Quand on apprit cela, il y eut une grande et générale frayeur; alors l'ange du Seigneur parla ainsi à l'abbé:      «Lève-toi vite, prends un cheval et cours à la ville, et celui que tu rencontreras prends-le et le ramène avec toi.» Il était sur le chemin, quand un homme accourut au-devant de lui: L'abbé lui ayant demandé où il allait, cet homme lui dit: « Ma femme est morte et je vais la voir.» Et l'abbé fit monter à cheval avec lui le mari de Théodore; quand ils furent arrivés, ils pleurèrent beaucoup et ils l'ensevelirent avec de grands honneurs. Alors le mari de Théodore prit la cellule de sa femme, où il resta jusqu'au moment qu'il s'endormit dans le Seigneur. L'enfant de Théodore suivit les avis de sa nourrice et se fit remarquer (230) par une entière honnêteté de moeurs, de sorte qu'à la mort de l'abbé, il fut élu à l'unanimité pour le remplacer.





SAINT ALEXIS *

Alexis vient de a, qui veut dire beaucoup, et lexis, qui signifie sermon. De là Alexis, qui est très fort sur la parole de Dieu.

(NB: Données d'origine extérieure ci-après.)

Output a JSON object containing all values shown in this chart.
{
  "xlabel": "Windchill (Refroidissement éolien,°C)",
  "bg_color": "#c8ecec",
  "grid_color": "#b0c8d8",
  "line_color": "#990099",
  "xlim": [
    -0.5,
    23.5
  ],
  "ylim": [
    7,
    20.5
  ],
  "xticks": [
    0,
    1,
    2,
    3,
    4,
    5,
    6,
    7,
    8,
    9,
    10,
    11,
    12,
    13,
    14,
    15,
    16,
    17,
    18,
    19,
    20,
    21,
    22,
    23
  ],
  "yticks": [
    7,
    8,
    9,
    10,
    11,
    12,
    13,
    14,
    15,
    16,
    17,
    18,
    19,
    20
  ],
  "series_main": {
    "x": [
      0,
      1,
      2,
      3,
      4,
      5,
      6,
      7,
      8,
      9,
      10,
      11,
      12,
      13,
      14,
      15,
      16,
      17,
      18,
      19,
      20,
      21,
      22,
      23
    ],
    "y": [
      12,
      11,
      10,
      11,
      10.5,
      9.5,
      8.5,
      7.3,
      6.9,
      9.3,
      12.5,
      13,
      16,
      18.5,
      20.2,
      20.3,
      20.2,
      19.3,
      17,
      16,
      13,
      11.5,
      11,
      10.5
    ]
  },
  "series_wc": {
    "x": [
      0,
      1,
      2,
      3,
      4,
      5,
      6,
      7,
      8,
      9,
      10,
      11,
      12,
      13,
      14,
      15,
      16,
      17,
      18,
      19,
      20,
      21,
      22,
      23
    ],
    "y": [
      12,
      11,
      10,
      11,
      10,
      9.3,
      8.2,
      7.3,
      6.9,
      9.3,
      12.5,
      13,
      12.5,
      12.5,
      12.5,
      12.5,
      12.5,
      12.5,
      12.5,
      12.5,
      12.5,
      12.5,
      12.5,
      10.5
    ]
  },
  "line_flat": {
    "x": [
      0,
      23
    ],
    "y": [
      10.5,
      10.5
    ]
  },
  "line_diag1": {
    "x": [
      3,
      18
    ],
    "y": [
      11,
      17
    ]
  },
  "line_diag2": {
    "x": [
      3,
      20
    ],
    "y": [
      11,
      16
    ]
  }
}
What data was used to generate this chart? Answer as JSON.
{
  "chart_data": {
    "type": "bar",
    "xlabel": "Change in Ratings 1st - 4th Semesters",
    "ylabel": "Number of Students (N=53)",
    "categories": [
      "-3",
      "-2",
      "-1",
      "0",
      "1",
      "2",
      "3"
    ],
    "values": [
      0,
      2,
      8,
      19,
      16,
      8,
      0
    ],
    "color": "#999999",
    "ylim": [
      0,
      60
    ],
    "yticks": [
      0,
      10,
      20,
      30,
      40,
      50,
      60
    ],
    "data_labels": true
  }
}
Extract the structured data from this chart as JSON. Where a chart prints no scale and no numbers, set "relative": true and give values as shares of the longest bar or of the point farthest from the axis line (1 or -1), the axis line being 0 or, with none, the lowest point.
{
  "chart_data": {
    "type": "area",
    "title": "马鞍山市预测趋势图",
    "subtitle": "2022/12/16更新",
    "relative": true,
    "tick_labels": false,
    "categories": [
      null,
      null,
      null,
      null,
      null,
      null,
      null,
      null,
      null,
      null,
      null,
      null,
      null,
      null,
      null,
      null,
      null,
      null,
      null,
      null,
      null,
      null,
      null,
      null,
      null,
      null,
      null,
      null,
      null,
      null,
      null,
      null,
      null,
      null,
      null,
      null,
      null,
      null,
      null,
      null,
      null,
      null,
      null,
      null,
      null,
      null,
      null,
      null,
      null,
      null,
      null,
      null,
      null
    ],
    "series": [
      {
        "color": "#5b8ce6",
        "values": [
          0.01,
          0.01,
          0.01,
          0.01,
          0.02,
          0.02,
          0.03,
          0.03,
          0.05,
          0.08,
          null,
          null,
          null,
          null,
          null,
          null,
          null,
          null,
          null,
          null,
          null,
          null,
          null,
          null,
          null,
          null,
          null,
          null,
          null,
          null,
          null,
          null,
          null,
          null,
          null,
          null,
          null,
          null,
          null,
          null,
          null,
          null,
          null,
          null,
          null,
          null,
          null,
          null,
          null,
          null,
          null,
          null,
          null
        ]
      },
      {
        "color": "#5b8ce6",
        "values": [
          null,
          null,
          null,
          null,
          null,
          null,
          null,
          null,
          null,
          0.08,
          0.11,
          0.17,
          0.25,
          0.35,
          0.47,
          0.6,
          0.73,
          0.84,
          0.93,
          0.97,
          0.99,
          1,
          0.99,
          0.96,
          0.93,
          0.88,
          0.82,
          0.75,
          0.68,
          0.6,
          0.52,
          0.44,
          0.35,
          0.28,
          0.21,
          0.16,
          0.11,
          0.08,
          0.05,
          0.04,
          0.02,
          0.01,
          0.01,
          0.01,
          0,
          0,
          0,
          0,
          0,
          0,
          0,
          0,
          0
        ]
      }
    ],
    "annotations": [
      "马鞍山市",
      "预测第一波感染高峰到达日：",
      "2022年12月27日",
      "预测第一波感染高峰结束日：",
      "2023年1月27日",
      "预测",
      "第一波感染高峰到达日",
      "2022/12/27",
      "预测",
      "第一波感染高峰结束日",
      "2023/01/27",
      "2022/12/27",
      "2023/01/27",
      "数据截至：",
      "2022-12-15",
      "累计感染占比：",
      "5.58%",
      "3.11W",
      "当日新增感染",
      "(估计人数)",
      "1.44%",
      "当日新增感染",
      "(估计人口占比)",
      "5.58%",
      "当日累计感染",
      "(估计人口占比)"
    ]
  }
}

Alexis fut le fils d'Euphémien, homme d'une haute noblesse à Rome, et le premier à la cour de l'empereur: il avait pour serviteurs trois mille jeunes esclaves revêtus de ceintures d'or et d'habits de soie. Or, le préfet Euphémien était rempli de miséricorde, et tous les jours, dans sa maison, on dressait trois tables pour les pauvres, les orphelins, les veuves et les pèlerins qu'il servait avec empressement; et à l'heure de none, il prenait lui-même son repas dans la crainte du Seigneur avec des personnages religieux. Sa femme nommée Aglaë avait la même dévotion et les mêmes goûts. Or, comme ils n'avaient point d'enfant, à leurs prières Dieu accorda un fils, après la naissance duquel ils prirent la ferme résolution de vivre désormais dans la chasteté. L'enfant fut instruit dans les sciences libérales, et après avoir brillé dans tous les arts de la philosophie, et avoir atteint l'âge de puberté, on lui choisit une épouse de la maison de; l'empereur et on le maria. Arriva l'heure de la nuit où il alla avec son


* Sigebert de Gemblours, Chron, an., 405.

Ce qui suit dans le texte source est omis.